The floor on top of the underlayment and damping compound should be floating rather than secured. It shouldn’t be secured to the layers underneath it by screws, nails, or any other fashion. This avoids impacts on the floor transferring to the layers underneath.

Extra Steps Make a Big Difference

Now if you think about it, if impacts on the floor can transfer to layers underneath and we leave the floor floating because of this…what about walls? If the floor touches walls, won’t it just transfer noise vibrations to the walls and carry down this way? That’s a smart question, and the answer is yes.

To solve this, acoustic sealant can be used in the gap between the floor edge and wall. This assists in hardwood’s natural expansion and contraction as temperatures and humidity change, and it also creates a soundproof barrier that limits noise transferring from floor to wall.
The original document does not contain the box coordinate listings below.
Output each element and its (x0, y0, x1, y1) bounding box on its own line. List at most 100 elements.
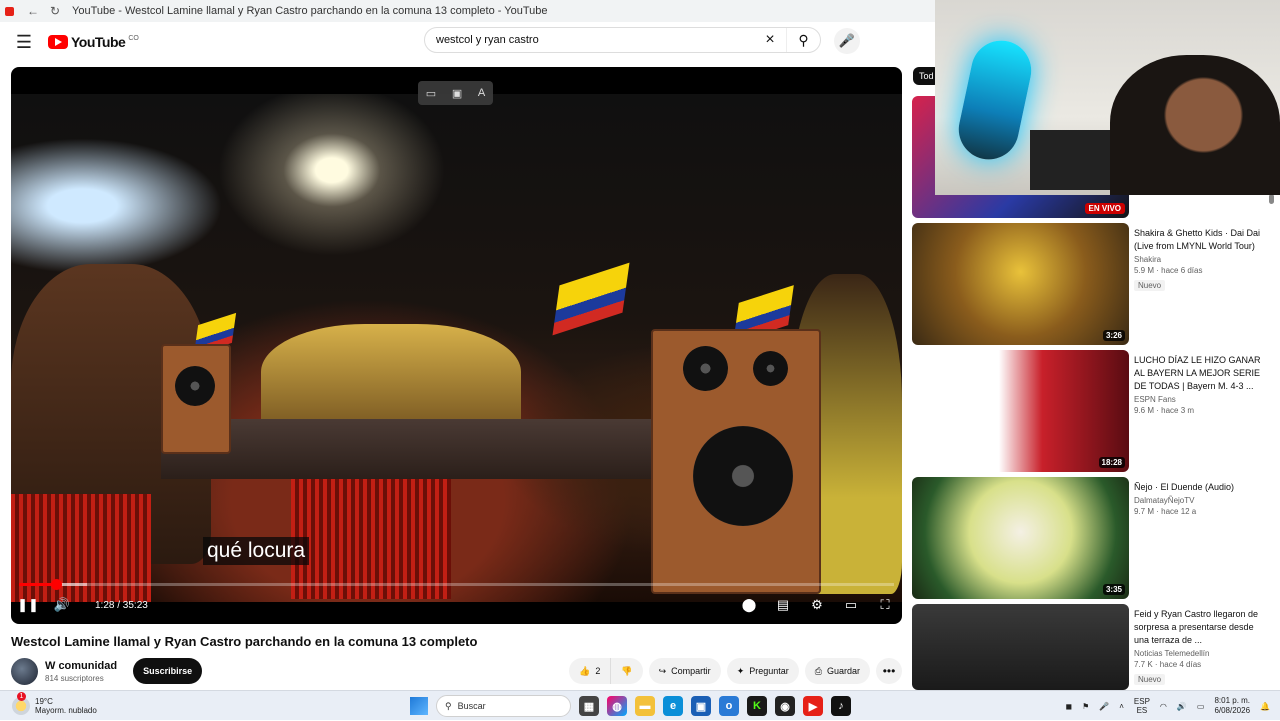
progress-bar[interactable] (19, 579, 894, 590)
list-item[interactable]: 3:26 Shakira & Ghetto Kids · Dai Dai (Li… (912, 223, 1272, 345)
task-view-icon[interactable]: ▦ (579, 696, 599, 716)
tiktok-icon[interactable]: ♪ (831, 696, 851, 716)
youtube-logo[interactable]: YouTube CO (48, 34, 139, 50)
bookmark-icon: ⎙ (814, 665, 822, 676)
pip-tool-icon[interactable]: ▣ (452, 87, 462, 100)
duration-badge: 3:26 (1102, 330, 1125, 341)
red-crates (291, 479, 451, 599)
battery-icon[interactable]: ▭ (1197, 702, 1205, 711)
weather-widget[interactable]: 19°C Mayorm. nublado (12, 691, 97, 715)
sidebar-scrollbar[interactable] (1268, 190, 1276, 690)
windows-start-icon[interactable] (410, 697, 428, 715)
tray-flag-icon[interactable]: ⚑ (1082, 702, 1089, 711)
list-item[interactable]: 3:35 Ñejo · El Duende (Audio) DalmatayÑe… (912, 477, 1272, 599)
video-title[interactable]: Shakira & Ghetto Kids · Dai Dai (Live fr… (1134, 227, 1264, 253)
channel-name[interactable]: Shakira (1134, 255, 1264, 264)
video-title[interactable]: LUCHO DÍAZ LE HIZO GANAR AL BAYERN LA ME… (1134, 354, 1264, 393)
video-thumbnail[interactable]: 3:35 (912, 477, 1129, 599)
share-icon: ↪ (658, 665, 667, 676)
view-stats: 9.6 M · hace 3 m (1134, 406, 1195, 415)
channel-row: W comunidad 814 suscriptores Suscribirse… (11, 656, 902, 686)
file-explorer-icon[interactable]: ▬ (635, 696, 655, 716)
search-box[interactable]: westcol y ryan castro × ⚲ (424, 27, 821, 53)
share-button[interactable]: ↪ Compartir (648, 658, 721, 684)
like-button[interactable]: 👍 2 (569, 658, 612, 684)
clock-time: 8:01 p. m. (1214, 696, 1251, 705)
obs-icon[interactable]: ◉ (775, 696, 795, 716)
colombia-flag (552, 262, 630, 336)
view-stats: 5.9 M · hace 6 días (1134, 266, 1203, 275)
channel-name[interactable]: Noticias Telemedellín (1134, 649, 1264, 658)
caption-text: qué locura (203, 537, 310, 565)
more-actions-icon[interactable]: ••• (876, 658, 902, 684)
taskbar-search[interactable]: ⚲ Buscar (436, 695, 571, 717)
video-thumbnail[interactable] (912, 604, 1129, 690)
ask-button[interactable]: ✦ Preguntar (726, 658, 799, 684)
video-player[interactable]: ▭ ▣ A qué locura ❚❚ 🔊 1:28 / 35:23 ⬤ ▤ ⚙… (11, 67, 902, 624)
language-top: ESP (1133, 697, 1150, 706)
country-code: CO (128, 34, 139, 42)
channel-name[interactable]: W comunidad (45, 660, 117, 672)
speaker-right (651, 329, 821, 594)
dislike-button[interactable]: 👎 (611, 658, 643, 684)
channel-avatar[interactable] (11, 657, 38, 685)
language-indicator[interactable]: ESP ES (1134, 697, 1150, 715)
chevron-up-icon[interactable]: ˄ (1119, 702, 1124, 711)
translate-tool-icon[interactable]: A (478, 87, 485, 99)
scrubber-knob[interactable] (50, 579, 62, 590)
share-label: Compartir (671, 666, 711, 676)
search-input[interactable]: westcol y ryan castro (436, 34, 754, 46)
tray-app-icon[interactable]: ◼ (1065, 702, 1072, 711)
new-badge: Nuevo (1134, 280, 1166, 291)
save-button[interactable]: ⎙ Guardar (804, 658, 870, 684)
video-tools-overlay[interactable]: ▭ ▣ A (418, 81, 493, 105)
tab-title: YouTube - Westcol Lamine llamal y Ryan C… (72, 5, 548, 17)
notification-bell-icon[interactable]: 🔔 (1260, 702, 1270, 711)
wifi-icon[interactable]: ◠ (1160, 702, 1167, 711)
sparkle-icon: ✦ (736, 665, 745, 676)
outlook-icon[interactable]: o (719, 696, 739, 716)
captions-icon[interactable]: ▤ (766, 597, 800, 613)
clock[interactable]: 8:01 p. m. 6/08/2026 (1214, 696, 1250, 716)
taskbar-search-placeholder: Buscar (457, 701, 486, 711)
fullscreen-icon[interactable]: ⛶ (868, 597, 902, 613)
thumbs-down-icon: 👎 (621, 665, 633, 676)
player-controls: ❚❚ 🔊 1:28 / 35:23 ⬤ ▤ ⚙ ▭ ⛶ (11, 594, 902, 616)
hamburger-menu-icon[interactable]: ☰ (0, 32, 48, 53)
screenshot-tool-icon[interactable]: ▭ (426, 87, 436, 100)
pause-icon[interactable]: ❚❚ (11, 597, 45, 613)
search-icon[interactable]: ⚲ (786, 28, 820, 52)
theater-mode-icon[interactable]: ▭ (834, 597, 868, 613)
video-title[interactable]: Ñejo · El Duende (Audio) (1134, 481, 1264, 494)
volume-icon[interactable]: 🔊 (45, 597, 79, 613)
video-title[interactable]: Feid y Ryan Castro llegaron de sorpresa … (1134, 608, 1264, 647)
settings-gear-icon[interactable]: ⚙ (800, 597, 834, 613)
search-icon: ⚲ (445, 700, 452, 711)
list-item[interactable]: 18:28 LUCHO DÍAZ LE HIZO GANAR AL BAYERN… (912, 350, 1272, 472)
back-arrow-icon[interactable]: ← (22, 4, 44, 18)
volume-icon[interactable]: 🔊 (1177, 702, 1187, 711)
store-icon[interactable]: ▣ (691, 696, 711, 716)
video-thumbnail[interactable]: 3:26 (912, 223, 1129, 345)
subscribe-button[interactable]: Suscribirse (133, 658, 203, 684)
tray-mic-icon[interactable]: 🎤 (1099, 702, 1109, 711)
channel-name[interactable]: ESPN Fans (1134, 395, 1264, 404)
autoplay-toggle-icon[interactable]: ⬤ (732, 597, 766, 613)
kick-icon[interactable]: K (747, 696, 767, 716)
list-item[interactable]: Feid y Ryan Castro llegaron de sorpresa … (912, 604, 1272, 690)
copilot-icon[interactable]: ◍ (607, 696, 627, 716)
channel-name[interactable]: DalmatayÑejoTV (1134, 496, 1264, 505)
video-thumbnail[interactable]: 18:28 (912, 350, 1129, 472)
microphone-icon[interactable]: 🎤 (834, 28, 860, 54)
youtube-app-icon[interactable]: ▶ (803, 696, 823, 716)
weather-condition: Mayorm. nublado (35, 705, 97, 715)
reload-icon[interactable]: ↻ (44, 4, 66, 18)
browser-titlebar: ← ↻ YouTube - Westcol Lamine llamal y Ry… (0, 0, 935, 22)
new-badge: Nuevo (1134, 674, 1166, 685)
streamer (1110, 55, 1280, 195)
clear-search-icon[interactable]: × (754, 31, 786, 49)
duration-badge: 18:28 (1098, 457, 1125, 468)
edge-icon[interactable]: e (663, 696, 683, 716)
video-frame (11, 94, 902, 602)
subscriber-count: 814 suscriptores (45, 673, 104, 683)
Noise should always be addressed close to its source. Soundproof the floor where the noise is being caused. If noise is carrying up from the first floor, soundproofing the second floor won’t be as efficient as soundproofing solutions on your first floor.

If you have tile floors and the noise you’re dealing with is echoes, you may need to look at soundproofing the walls.

Depending on the type of noise you’re dealing with, there are a number of adjustments in materials and installation techniques that can make incredible differences. If you’re putting a new subfloor in, there are even ways to construct it to reduce noise propagation.

Consult a condo flooring contractor with experience in soundproofing condo or townhouse floors. It’s the extra details that come from experience that can make the biggest difference in creating a restful, relaxing, private space.